We can assume that $p$ is an odd prime. If $H$ is a subgroup of order $p$ (which exists, by Cauchy's theorem), it has index $2$ in $G$, so it must be normal. Indeed, if we write $G=H\sqcup gH$ then we cannot have $H=Hg$ for $1g=g\notin H$ by the first coset decomposition, so $G=H\sqcup Hg$ and $Hg=gH$. This works for any $g\notin H$, and is of course valid if $g\in H$, so $H$ is normal.

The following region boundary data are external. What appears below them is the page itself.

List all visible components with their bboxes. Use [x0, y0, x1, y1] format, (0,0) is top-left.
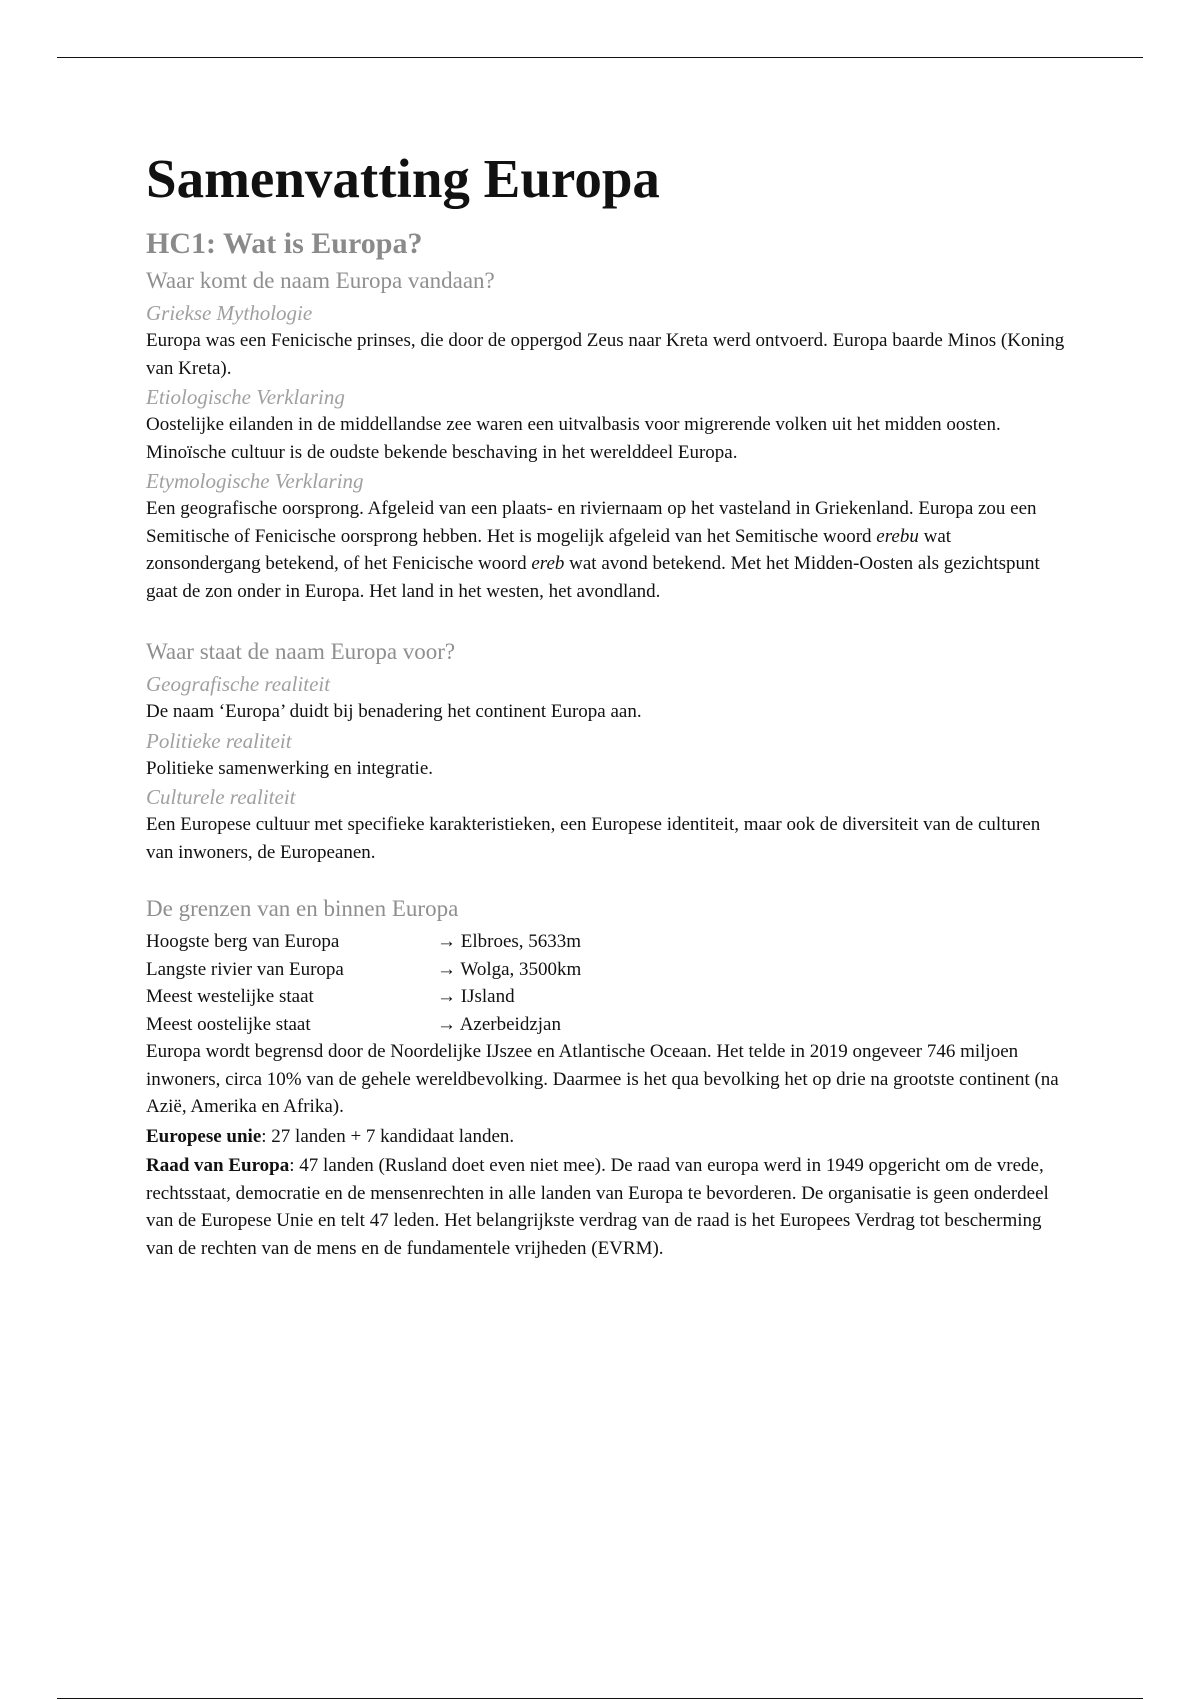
paragraph-political: Politieke samenwerking en integratie.: [146, 757, 434, 779]
fact-label: Langste rivier van Europa: [146, 958, 344, 980]
term-ereb: ereb: [531, 553, 565, 574]
fact-row: [146, 928, 1066, 956]
fact-label: Meest oostelijke staat: [146, 1013, 311, 1035]
section-borders: [146, 894, 1066, 1262]
fact-value: → Azerbeidzjan: [437, 1013, 561, 1035]
subheading-etymological: Etymologische Verklaring: [146, 469, 364, 493]
council-label: Raad van Europa: [146, 1155, 290, 1176]
subheading-political: Politieke realiteit: [146, 728, 292, 753]
paragraph-geographic: De naam ‘Europa’ duidt bij benadering het continent Europa aan.: [146, 701, 642, 722]
section-heading: De grenzen van en binnen Europa: [146, 896, 459, 921]
paragraph-etymological: [146, 495, 1066, 605]
facts-list: [146, 928, 1066, 1038]
section-heading: Waar komt de naam Europa vandaan?: [146, 268, 495, 293]
paragraph-eu: [146, 1123, 1066, 1151]
subheading-etiological: Etiologische Verklaring: [146, 385, 345, 409]
eu-text: : 27 landen + 7 kandidaat landen.: [261, 1125, 515, 1147]
fact-row: [146, 983, 1066, 1011]
subheading-geographic: Geografische realiteit: [146, 672, 331, 696]
fact-value: → Elbroes, 5633m: [437, 931, 582, 952]
fact-value: → IJsland: [437, 986, 515, 1007]
subheading-cultural: Culturele realiteit: [146, 785, 296, 809]
fact-row: [146, 1011, 1066, 1039]
chapter-heading: HC1: Wat is Europa?: [146, 227, 423, 260]
paragraph-borders: Europa wordt begrensd door de Noordelijke IJszee en Atlantische Oceaan. Het telde in 2019 ongeveer 746 miljoen inwoners, circa 10% van de gehele wereldbevolking. Daarmee is het qua bevolking het op drie na grootste continent (na Azië, Amerika en Afrika).: [146, 1041, 1059, 1117]
council-text: : 47 landen (Rusland doet even niet mee). De raad van europa werd in 1949 opgericht om de vrede, rechtsstaat, democratie en de mensenrechten in alle landen van Europa te bevorderen. De organisatie is geen onderdeel van de Europese Unie en telt 47 leden. Het belangrijkste verdrag van de raad is het Europees Verdrag tot bescherming van de rechten van de mens en de fundamentele vrijheden (EVRM).: [146, 1155, 1049, 1259]
header-rule: [57, 57, 1143, 58]
fact-value: → Wolga, 3500km: [437, 958, 582, 980]
document-body: [146, 148, 1066, 1264]
text-fragment: Een geografische oorsprong. Afgeleid van een plaats- en riviernaam op het vasteland in Griekenland. Europa zou een Semitische of Fenicische oorsprong hebben. Het is mogelijk afgeleid van het Semitische woord: [146, 498, 1037, 547]
fact-row: [146, 956, 1066, 984]
text-fragment: wat zonsondergang betekend, of het Fenicische woord: [146, 525, 952, 574]
section-name-origin: [146, 266, 1066, 605]
term-erebu: erebu: [876, 525, 919, 547]
subheading-greek-mythology: Griekse Mythologie: [146, 301, 313, 325]
section-heading: Waar staat de naam Europa voor?: [146, 639, 456, 664]
eu-label: Europese unie: [146, 1125, 262, 1147]
section-name-meaning: [146, 637, 1066, 866]
paragraph-cultural: Een Europese cultuur met specifieke karakteristieken, een Europese identiteit, maar ook de diversiteit van de culturen van inwoners, de Europeanen.: [146, 814, 1041, 863]
paragraph-greek-mythology: Europa was een Fenicische prinses, die door de oppergod Zeus naar Kreta werd ontvoerd. Europa baarde Minos (Koning van Kreta).: [146, 330, 1065, 379]
paragraph-etiological: Oostelijke eilanden in de middellandse zee waren een uitvalbasis voor migrerende volken uit het midden oosten. Minoïsche cultuur is de oudste bekende beschaving in het werelddeel Europa.: [146, 414, 1001, 463]
footer-rule: [57, 1698, 1143, 1699]
text-fragment: wat avond betekend. Met het Midden-Oosten als gezichtspunt gaat de zon onder in Europa. Het land in het westen, het avondland.: [146, 553, 1040, 602]
fact-label: Meest westelijke staat: [146, 986, 314, 1007]
document-title: Samenvatting Europa: [146, 148, 660, 209]
paragraph-council: [146, 1152, 1066, 1262]
fact-label: Hoogste berg van Europa: [146, 931, 340, 952]
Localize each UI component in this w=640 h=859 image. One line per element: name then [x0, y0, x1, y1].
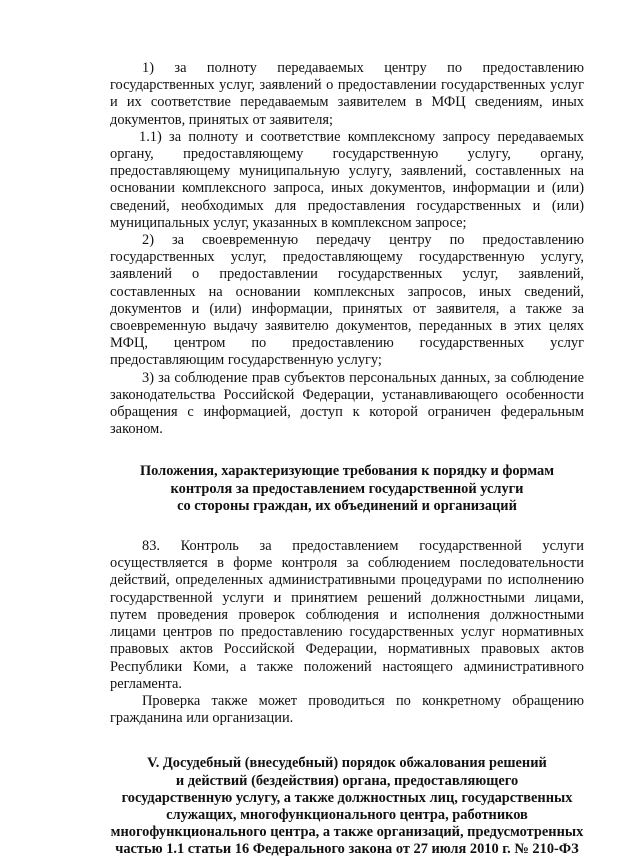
paragraph-check: Проверка также может проводиться по конкретному обращению гражданина или организации. [110, 692, 584, 727]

If $K$ is a normal subgroup of order two it has in particular order coprime to that of $H$, hence $H\cap K=1$. By cardinality considerations it follows that $HK=G$, and if $K$ is normal it follows that $G$ is the direct product of $H$ and $K$, so $G$ is isomorphic to $C_2\times C_p$, which is manifestly abelian. The argument above shows that any group of order $2p$ is isomorphic to either $C_2\times C_p=C_{2p}$ or to $C_2\ltimes C_p=D_{2p}$ the dihedral group of order $2p$. Note that any nontrivial semidirect product as above must be $D_{2p}$. Indeed, any nontrivial automorphism of order $2$ of $C_p$ sends a generator $r$ to some $r^i$ with $r^{i^2}=r$ (apply the automorphism again), or what is the same, $i^2=1\mod p$. This means that $i=1\mod p$ (which cannot happen since the identity has order $1$) or $i=-1\mod p$; that is $r\mapsto r^{-1}$, so the only nontrivial automorphism of $C_p$ of ordern $2$ is inversion.
The argument above can be modified as follows. Take $s$ an element of order $2$, $r$ an element of order $p$ in $G$, by Cauchy. Since the subgroup generated by $r$ is normal, $srs^{-1}=srs=r^i$ for some $i$, and raising to the $i$-th power we see that $sr^is= r^{i^2}$, but since $s^2=1$ we get $r^{i^2}=r$. Since $r$ has order $p$; it follows that $i^2=1\mod p$. If $i=1 \mod p$, $G$ is abelian for $srs^{-1}=r$, i.e. $sr=rs$, that is $r,s$ commute (and they generate all of $G$). Else we see that $i=-1\mod p$, so we get indeed $srs=r^{-1}$, which is the relation we wanted.